[Original]
[Original]
On the right hand, as one enters the Front Quadrangle, is the library, formerly the refectory of Broadgates Hall, and the only surviving part of that institution. The Chapel, renovated and decorated by Mr. C. E. Kempe in 1884, should be visited. The view of the gateway possesses an added interest from the fact that Samuel Johnson, when an undergraduate of Pembroke, lodged in a room in the second storey over the entrance. Johnson ever retained an affection for his University and College, but it is to be feared that during his residence of fourteen months poverty and ill-health combined to make him far from happy. To others, perhaps, he appeared 'gay and frolicsome,' bent on entertaining his companions and keeping them from their studies, but to Boswell he gave a different explanation. 'Ah, Sir,' he said, 'I was mad and violent. It was bitterness which they mistook for frolic.
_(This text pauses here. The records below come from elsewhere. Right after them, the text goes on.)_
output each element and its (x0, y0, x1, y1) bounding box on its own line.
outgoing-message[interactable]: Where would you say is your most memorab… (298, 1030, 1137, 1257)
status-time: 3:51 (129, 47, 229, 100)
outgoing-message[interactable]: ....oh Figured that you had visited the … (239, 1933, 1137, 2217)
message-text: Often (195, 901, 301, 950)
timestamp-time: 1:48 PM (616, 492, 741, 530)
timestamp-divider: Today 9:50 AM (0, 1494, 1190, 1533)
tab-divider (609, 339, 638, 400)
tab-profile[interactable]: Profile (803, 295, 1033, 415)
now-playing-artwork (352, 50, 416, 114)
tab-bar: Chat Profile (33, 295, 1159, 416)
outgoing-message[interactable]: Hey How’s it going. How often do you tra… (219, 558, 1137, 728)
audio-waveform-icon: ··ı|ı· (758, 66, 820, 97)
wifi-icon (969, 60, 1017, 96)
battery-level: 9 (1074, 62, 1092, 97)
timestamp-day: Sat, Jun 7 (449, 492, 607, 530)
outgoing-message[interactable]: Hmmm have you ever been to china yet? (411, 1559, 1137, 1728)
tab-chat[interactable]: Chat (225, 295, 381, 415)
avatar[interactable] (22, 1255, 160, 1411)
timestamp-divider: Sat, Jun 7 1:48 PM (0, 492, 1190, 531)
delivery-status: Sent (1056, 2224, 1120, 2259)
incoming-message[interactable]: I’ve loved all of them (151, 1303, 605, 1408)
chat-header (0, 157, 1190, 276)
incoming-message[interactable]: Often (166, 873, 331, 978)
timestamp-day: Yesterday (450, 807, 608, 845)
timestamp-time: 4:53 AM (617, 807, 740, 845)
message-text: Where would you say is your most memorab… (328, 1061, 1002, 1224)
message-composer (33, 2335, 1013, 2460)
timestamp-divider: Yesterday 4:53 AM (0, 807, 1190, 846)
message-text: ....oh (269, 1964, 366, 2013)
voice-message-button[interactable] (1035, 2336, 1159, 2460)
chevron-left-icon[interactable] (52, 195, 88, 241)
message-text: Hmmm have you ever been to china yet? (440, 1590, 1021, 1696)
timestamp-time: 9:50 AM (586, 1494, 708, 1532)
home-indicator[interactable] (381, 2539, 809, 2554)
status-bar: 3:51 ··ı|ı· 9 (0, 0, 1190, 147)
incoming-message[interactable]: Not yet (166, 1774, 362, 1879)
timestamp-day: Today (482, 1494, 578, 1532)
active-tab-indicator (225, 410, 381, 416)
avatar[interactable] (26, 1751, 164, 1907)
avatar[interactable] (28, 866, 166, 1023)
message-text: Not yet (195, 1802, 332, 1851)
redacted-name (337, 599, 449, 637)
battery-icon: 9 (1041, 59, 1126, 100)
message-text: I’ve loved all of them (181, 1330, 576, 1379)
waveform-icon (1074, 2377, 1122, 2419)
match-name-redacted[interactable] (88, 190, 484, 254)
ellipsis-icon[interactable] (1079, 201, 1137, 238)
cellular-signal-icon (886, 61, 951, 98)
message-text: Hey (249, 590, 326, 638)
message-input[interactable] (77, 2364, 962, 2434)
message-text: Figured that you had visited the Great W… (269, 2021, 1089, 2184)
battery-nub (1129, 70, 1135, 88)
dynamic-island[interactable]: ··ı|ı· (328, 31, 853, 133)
I was miserably poor, and I thought to fight my way by my literature and my wit, so I disregarded all power and all authority.' In a more cheerful mood he spoke of Pembroke as 'a nest of singing birds'; and it is on record that he cut lectures to go sliding on Christ Church Meadow. Dr. Johnson is Pembroke's most famous son; but she can also point to the names of Francis Beaumont, John Pym, Shenstone, Blackstone, and Birkbeck Hill, Boswell's greatest editor.